Posted by vaulot on 30 Jan 2018 at 00:25 GMT

This paper provides beautiful SEM and EM pictures of photosynthetic picoeukaryotes associated to bacteria but a I believe that the interpretation presented in the paper is wrong and that a more parsimonious explanation is provided by the comment of Jon Zehr. In brief what the authors believe to be Prochlorococcus is in fact UCYN-A because, as pointed out in Zehr's comment, the position of the UCYN-A cell with respect to the Braarudosphaeraceae cell perfectly matches all previous images done using FISH probes. I believe that the Prochlorococcus sequences originate from cells predated by the rest of the picoeukaryotes which sequences appear in Fig. 1.
I would like to add a few points the previous comments by Jon Zehr and Ann Thompson.

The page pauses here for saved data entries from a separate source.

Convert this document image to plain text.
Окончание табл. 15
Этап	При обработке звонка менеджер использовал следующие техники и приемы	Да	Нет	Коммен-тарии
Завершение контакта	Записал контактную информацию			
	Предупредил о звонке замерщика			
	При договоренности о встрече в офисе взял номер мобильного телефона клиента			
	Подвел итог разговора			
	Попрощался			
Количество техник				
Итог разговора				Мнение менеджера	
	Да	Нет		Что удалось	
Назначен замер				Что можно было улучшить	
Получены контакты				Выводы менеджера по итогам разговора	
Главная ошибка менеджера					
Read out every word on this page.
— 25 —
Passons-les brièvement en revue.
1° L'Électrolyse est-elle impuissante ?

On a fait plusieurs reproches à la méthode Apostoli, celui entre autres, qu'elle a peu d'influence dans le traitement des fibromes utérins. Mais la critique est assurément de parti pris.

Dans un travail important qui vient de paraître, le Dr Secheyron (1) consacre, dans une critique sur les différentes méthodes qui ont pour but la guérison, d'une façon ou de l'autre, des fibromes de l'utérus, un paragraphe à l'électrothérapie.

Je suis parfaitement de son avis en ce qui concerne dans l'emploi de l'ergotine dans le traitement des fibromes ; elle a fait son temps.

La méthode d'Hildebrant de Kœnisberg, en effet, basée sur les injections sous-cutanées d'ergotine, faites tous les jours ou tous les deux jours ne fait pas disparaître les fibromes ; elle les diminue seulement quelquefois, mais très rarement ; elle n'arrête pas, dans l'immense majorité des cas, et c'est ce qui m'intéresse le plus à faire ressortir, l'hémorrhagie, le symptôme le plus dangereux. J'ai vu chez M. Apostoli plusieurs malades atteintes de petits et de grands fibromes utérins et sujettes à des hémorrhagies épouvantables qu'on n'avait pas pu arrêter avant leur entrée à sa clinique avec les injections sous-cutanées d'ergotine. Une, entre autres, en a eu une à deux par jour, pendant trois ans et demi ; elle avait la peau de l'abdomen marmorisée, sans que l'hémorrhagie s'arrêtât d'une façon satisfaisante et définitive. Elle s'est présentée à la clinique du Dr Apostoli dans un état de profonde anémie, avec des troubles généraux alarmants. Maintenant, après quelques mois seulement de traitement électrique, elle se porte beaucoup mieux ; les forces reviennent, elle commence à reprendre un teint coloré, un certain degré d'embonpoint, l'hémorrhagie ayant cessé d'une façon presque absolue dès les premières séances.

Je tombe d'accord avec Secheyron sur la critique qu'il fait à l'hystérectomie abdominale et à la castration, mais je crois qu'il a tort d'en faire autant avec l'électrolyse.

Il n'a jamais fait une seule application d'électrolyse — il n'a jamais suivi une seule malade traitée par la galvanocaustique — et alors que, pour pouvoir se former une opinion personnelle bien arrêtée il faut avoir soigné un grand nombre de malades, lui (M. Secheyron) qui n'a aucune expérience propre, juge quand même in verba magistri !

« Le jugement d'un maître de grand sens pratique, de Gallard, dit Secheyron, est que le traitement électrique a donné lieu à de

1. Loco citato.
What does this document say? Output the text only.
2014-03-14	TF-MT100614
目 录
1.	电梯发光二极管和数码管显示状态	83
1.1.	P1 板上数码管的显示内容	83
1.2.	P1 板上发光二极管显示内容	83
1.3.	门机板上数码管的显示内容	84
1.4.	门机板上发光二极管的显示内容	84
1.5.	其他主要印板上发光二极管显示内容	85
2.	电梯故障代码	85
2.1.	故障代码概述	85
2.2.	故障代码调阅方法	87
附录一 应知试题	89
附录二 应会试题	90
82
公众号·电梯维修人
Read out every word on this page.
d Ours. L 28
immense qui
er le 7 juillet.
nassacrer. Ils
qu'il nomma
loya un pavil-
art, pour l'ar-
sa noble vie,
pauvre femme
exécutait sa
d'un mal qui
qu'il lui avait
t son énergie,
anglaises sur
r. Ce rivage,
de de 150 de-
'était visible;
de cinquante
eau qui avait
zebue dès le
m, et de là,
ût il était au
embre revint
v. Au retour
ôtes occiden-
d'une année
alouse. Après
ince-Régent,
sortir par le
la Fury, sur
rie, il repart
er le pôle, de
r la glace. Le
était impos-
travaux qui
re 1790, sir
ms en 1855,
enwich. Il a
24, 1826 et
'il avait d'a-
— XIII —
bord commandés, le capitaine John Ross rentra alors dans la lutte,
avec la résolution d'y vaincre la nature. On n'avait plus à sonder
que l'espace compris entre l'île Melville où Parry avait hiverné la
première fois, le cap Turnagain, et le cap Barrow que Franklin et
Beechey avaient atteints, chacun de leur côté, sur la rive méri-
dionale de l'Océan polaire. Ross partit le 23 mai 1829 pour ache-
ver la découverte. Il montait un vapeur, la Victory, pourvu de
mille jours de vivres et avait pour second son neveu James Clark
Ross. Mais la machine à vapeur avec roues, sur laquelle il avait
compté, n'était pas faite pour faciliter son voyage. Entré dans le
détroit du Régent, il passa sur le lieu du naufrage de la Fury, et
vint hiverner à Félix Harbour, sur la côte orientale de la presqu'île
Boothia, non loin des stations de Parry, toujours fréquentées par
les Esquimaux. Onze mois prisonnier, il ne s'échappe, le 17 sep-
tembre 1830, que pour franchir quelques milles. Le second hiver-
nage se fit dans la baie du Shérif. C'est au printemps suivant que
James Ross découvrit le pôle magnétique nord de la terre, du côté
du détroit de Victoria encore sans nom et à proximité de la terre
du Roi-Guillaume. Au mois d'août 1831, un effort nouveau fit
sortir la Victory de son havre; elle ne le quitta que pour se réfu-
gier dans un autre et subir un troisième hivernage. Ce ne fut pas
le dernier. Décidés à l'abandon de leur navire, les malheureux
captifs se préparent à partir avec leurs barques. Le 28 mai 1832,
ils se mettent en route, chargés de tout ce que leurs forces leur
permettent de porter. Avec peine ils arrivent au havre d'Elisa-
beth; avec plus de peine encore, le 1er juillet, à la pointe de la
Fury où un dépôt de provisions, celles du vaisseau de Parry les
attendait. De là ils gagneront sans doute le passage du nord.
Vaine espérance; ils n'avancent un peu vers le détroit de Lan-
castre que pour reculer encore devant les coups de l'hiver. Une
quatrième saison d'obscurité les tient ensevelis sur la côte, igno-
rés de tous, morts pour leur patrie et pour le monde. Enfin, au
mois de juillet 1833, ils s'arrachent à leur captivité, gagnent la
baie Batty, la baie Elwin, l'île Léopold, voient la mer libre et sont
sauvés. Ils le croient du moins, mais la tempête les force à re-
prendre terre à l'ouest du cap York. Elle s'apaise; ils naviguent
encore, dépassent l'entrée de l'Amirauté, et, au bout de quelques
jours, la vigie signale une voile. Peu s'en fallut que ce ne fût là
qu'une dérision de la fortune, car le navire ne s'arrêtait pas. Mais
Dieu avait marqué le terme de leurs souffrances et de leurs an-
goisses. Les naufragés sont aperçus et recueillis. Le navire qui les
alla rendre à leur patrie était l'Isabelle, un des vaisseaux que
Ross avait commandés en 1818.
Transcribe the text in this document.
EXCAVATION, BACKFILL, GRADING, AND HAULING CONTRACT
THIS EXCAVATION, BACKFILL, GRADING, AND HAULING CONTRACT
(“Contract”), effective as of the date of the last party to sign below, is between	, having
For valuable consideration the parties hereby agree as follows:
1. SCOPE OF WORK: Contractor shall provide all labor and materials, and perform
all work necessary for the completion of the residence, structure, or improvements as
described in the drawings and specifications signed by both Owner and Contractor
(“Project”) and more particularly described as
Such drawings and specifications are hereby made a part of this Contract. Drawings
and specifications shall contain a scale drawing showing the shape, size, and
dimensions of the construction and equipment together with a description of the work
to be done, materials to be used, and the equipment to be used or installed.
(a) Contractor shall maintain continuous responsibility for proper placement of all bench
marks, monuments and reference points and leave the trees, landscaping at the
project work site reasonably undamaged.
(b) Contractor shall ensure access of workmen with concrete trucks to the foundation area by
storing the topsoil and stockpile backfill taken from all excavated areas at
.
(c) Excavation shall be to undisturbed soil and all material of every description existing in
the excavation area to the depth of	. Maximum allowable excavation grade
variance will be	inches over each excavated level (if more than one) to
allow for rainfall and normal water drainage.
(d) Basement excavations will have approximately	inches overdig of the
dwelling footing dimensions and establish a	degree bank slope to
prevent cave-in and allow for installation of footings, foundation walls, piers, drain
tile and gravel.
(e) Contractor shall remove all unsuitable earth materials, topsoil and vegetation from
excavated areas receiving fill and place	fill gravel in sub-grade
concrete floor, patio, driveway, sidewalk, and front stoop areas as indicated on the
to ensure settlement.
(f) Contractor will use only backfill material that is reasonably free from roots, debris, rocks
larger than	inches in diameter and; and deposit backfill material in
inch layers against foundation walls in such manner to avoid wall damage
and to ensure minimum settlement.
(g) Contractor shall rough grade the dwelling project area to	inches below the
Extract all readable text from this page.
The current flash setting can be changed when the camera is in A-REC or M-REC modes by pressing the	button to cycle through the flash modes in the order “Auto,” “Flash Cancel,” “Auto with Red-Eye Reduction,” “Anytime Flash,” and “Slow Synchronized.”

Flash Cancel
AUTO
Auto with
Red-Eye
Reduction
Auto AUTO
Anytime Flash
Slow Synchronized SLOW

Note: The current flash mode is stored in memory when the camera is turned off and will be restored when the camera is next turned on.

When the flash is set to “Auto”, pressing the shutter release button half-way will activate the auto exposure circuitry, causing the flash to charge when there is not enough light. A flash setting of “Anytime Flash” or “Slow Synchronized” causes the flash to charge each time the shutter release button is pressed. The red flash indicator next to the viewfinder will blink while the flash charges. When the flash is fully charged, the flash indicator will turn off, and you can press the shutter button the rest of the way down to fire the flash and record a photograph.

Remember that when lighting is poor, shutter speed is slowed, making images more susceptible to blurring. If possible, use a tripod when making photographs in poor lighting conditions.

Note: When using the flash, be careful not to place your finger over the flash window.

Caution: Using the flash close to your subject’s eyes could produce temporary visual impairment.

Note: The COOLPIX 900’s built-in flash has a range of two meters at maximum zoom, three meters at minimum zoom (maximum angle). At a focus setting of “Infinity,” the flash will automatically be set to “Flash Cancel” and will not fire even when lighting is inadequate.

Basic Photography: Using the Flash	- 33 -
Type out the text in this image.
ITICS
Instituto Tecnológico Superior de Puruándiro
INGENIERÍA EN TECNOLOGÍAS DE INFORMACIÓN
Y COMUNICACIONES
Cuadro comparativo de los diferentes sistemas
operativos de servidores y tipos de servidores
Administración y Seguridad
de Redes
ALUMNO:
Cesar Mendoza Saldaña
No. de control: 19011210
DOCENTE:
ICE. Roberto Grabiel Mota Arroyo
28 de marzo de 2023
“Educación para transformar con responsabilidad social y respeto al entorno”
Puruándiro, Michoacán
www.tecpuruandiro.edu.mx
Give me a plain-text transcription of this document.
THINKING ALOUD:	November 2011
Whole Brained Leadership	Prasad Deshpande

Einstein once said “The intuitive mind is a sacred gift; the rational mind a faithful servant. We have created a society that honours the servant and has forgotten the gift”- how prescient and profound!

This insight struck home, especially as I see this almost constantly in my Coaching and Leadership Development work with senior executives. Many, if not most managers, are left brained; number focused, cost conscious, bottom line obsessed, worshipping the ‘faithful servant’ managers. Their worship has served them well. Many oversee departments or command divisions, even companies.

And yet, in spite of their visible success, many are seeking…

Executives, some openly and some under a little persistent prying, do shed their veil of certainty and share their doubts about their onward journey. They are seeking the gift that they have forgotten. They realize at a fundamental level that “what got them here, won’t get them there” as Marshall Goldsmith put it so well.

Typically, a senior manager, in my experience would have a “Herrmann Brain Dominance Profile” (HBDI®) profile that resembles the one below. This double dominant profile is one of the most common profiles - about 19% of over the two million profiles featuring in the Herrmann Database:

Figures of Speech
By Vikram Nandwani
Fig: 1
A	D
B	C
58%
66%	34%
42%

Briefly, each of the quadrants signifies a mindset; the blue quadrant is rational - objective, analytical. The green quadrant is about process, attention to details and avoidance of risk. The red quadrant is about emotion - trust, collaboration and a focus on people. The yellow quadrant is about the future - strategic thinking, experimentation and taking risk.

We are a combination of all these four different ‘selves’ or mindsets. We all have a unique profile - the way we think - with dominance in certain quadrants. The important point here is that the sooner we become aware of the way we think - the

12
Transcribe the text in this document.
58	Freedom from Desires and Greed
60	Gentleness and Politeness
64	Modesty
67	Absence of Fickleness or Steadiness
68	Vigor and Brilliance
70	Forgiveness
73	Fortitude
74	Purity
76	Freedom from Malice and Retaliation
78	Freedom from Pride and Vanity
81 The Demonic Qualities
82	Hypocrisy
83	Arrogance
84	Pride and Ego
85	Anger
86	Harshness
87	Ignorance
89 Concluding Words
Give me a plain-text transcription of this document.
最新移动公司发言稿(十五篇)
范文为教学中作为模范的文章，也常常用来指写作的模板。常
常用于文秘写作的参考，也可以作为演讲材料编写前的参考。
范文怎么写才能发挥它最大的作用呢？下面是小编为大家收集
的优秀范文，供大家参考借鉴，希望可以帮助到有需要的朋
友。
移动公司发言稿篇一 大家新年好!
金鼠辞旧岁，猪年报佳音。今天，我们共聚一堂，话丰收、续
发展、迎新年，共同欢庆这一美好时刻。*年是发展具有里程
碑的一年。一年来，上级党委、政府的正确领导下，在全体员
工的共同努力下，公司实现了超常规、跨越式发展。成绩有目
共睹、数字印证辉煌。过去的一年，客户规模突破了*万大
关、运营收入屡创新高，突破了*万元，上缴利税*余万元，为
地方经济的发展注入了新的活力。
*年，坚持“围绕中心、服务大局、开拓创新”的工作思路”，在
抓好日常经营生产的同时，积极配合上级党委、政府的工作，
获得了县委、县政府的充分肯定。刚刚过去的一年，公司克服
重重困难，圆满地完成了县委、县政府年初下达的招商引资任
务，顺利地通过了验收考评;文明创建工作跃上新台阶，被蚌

1. Only half of the plastid 16S sequences from the sorted sample correspond to a Braarudosphaeraceae, the rest corresponds to other picoeukaryotes including (Ochromonas, 9%; Pelagomonas, 2%; Triparma, 2%; Imantonia, 1%; Chrysochromulina, 1%; Rhizochromulina, 1%). Most of these organisms are very well known mixotrophs (for example see the following papers: Wilken, S., Schuurmans, J.M., and Matthijs, H.C.P. (2014) Do mixotrophs grow as photoheterotrophs? Photophysiological acclimation of the chrysophyte Ochromonas danica after feeding. New Phytol. 204: 882–889; Hansen, P.J. and Hjorth, M. (2002) Growth and grazing responses of Chrysochromulina ericina (Prymnesiophyceae): the role of irradiance, prey concentration and pH. Mar. Biol. 141: 975–983.). So they are more likely predators of Prochlorococcus than the Braarudosphaeraceae. Indeed Frias-Lopez et al. in 2008 (Frias-Lopez, J., Thompson, A., Waldbauer, J., and Chisholm, S.W. (2009) Use of stable isotope-labelled cells to identify active grazers of picocyanobacteria in ocean surface waters. Environ. Microbiol. 11: 512–525) showed that almost of the predators of Prochlorococcus were mixotrophs and not heterotrophs. Among these potential predators they did not recover any sequence of Braarudosphaeraceae (see their Fig. 2).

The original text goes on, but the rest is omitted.